BetaNet Update 9/18/2020

Hi!

A few weeks ago discord member and node operator, Alex Dupre, pointed out a series of flaws in the communications code and provided proposed improvements to address them. These bugs turn out to be responsible for a large portion of the network failures and we immediately looked into fixing them. Using Alex’s work as a template we re-architected the comms code to be simpler and easier to maintain while including his fixes. This code has been tested on multiple nodes and shows a ~⅓ decrease in failure rate in general for well performing nodes. Due to the fix only stopping failures caused by that specific node, we believe that when generally deployed this fix will almost entirely eliminate network failures.

xx_network/comms

MR: https://gitlab.com/xx_network/comms/-/merge_requests/26/diffs

ChangeLog:

  • /token
    • Token handling was moved to its own package
    • The manager has been rewritten and is now a map with a sync.rwMutex instead of a sync.Map because the map with a mutex is faster for the specific use case
    • A new live token object was added which is how tokens are stored on hosts. This ensures thread safety within the structure through the use of a mutex
    • Tokens are now defined as a 32 byte long byte array so they can be keyed on in the manager
    • Package fully tested
  • auth.go
    • Updated for changes to hosts and tokens
  • transmit.go
    • The sending and connection code has been completely rewritten to be goto free and significantly simpler. It is now generic between normal transmission and streaming communications.
    • A new send lock ensures the connection process is only occurring in one thread at a time.
    • The process fingerprints the connection when it starts to ensure that if communications fail and another send is handling sending, it will not interrupt
  • host.go
    • Hosts have been updated for the new tokens and their constructors have been updated with a more flexible paramatzation interface
  • manager.go
    • The host manager has been rewritten to use a map and a sync.rwMutex instead of a sync.Map because the map with a mutex is faster for the specific use case
    • Adding hosts does not overwrite a host if it already exists
    • Added the ability to explicitly remove hosts

Further work: it would be nice to restructure much of the comms functionality to be an operator of host and host and its manager should move to their own sub package. The circuit object should move to the network package of Elixxir.

elixxir/comms

MR: https://gitlab.com/elixxir/comms/-/merge_requests/289

ChangeLog:

  • Internal Dependencies Updated
  • A large number of suppressed error returns on endpoints were unsuppressed so the sender sees the errors and can handle them
  • Fixed streaming comms which packed authentication tokens before renegotiating authentication, now it does so after.

elixxir/server

MR: https://gitlab.com/elixxir/server/-/merge_requests/588/diffs

Version: 1.5.0

ChangeLog:

  • Fixed a crash when the node is coming back online as the permissioning server crashes
  • Internal Dependencies Updated
  • Updated for changes to hosts
  • Ensured passwords and registration codes are not printed to the logs

elixxir/gateway

MR: https://gitlab.com/elixxir/gateway/-/merge_requests/167

Version: 1.5.0

ChangeLog:

  • Internal Dependencies Updated
  • Updated for changes to hosts

Deployment:

This update will go out automatically to all nodes accepting automatic updates on 9/18/2020. This update does not break compatibility, but will decrease failure rate. As a result of being fully backwards compatible, we are releasing the update immediately. Nodes who do not install the update may find themselves disabled due to higher failure rates

Next Steps:

The Elixxir team is hard at work on getting the client functional with the network. We hope to have more news soon!. We are also working on integrations of cMix with xx consensus with the Praxxis team.

10 Likes

Awesome contributions, Alex Dupre! :100:

1 Like

Excellent improvement! I’m seeing almost 100% success rate now! :ok_hand:

1 Like

Класс!

Nice job! :partying_face:

супер класс!

Good stuff, success rate increasing significantly!
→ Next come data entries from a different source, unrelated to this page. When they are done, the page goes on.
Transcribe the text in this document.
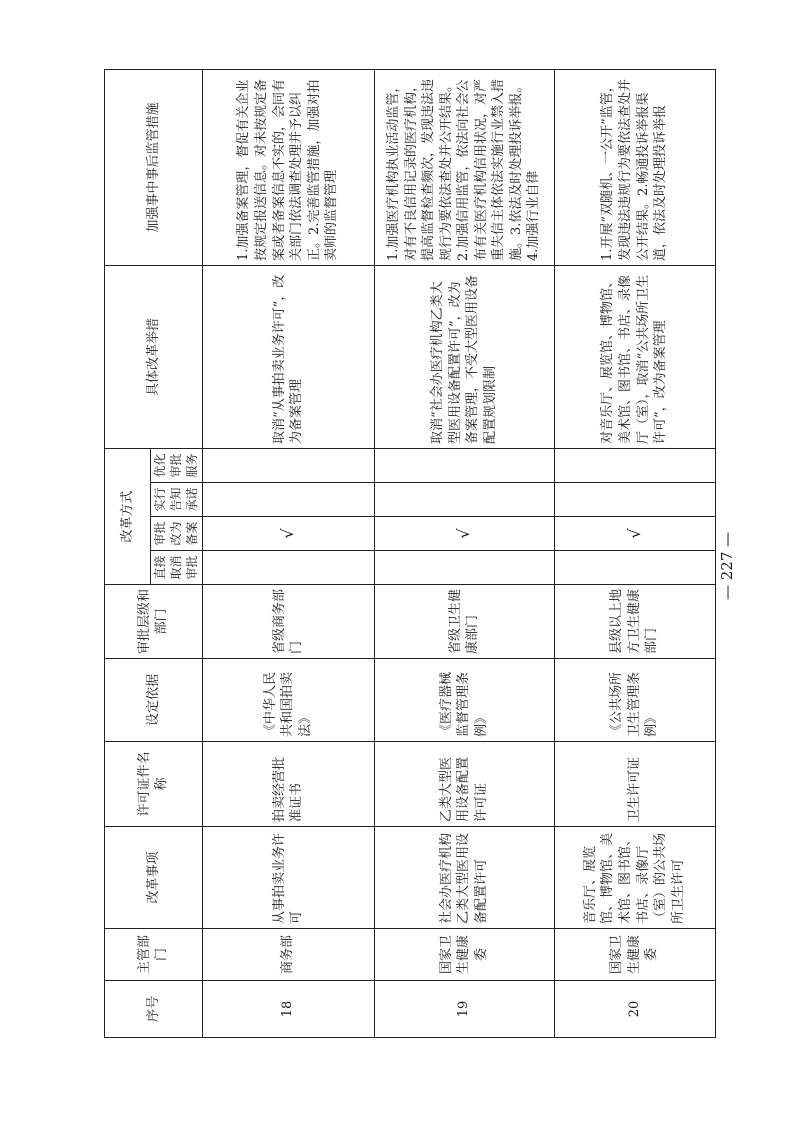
序号	主管部门	改革事项	许可证件名称	设定依据	审批层级和部门	改革方式				具体改革举措	加强事中事后监管措施
						直接取消审批	审批改为备案	实行告知承诺	优化审批服务		
18	商务部	从事拍卖业务许可	拍卖经营批准证书	《中华人民共和国拍卖法》	省级商务部门		√			取消“从事拍卖业务许可”，改为备案管理	1.加强备案管理，督促有关企业按规定报送信息。对未按规定备案或者备案信息不实的，会同有关部门依法调查处理并予以纠正。2.完善监管措施，加强对拍卖师的监督管理
19	国家卫生健康委	社会办医疗机构乙类大型医用设备配置许可	乙类大型医用设备配置许可证	《医疗器械监督管理条例》	省级卫生健康部门		√			取消“社会办医疗机构乙类大型医用设备配置许可”，改为备案管理，不受大型医用设备配置规划限制	1.加强医疗机构执业活动监管，对有不良信用记录的医疗机构，提高监督检查频次，发现违法违规行为要依法查处并公开结果。2.加强信用监管，依法向社会公布有关医疗机构信用状况，对严重失信主体依法实施行业禁入措施。3.依法及时处理投诉举报。4.加强行业自律
20	国家卫生健康委	音乐厅、展览馆、博物馆、美术馆、图书馆、书店、录像厅（室）的公共场所卫生许可	卫生许可证	《公共场所卫生管理条例》	县级以上地方卫生健康部门		√			对音乐厅、展览馆、博物馆、美术馆、图书馆、书店、录像厅（室），取消“公共场所卫生许可”，改为备案管理	1.开展“双随机、一公开”监管，发现违法违规行为要依法查处并公开结果。2.畅通投诉举报渠道，依法及时处理投诉举报
— 227 —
One observation to clarify: the gateway incoming/outgoing traffic volume increased 2-3 times after the update:

Nothing worrying about this, just curious if this is expected behaviour.

:clap: :clap: :clap: :tada:

Double TPS -> Double Traffic

Thanks, that would be logical, did not check the tps stats when posting, my bad.
After last update the traffic decreased due to less logs being sent, thought it was the opposite case this time around, thus the question.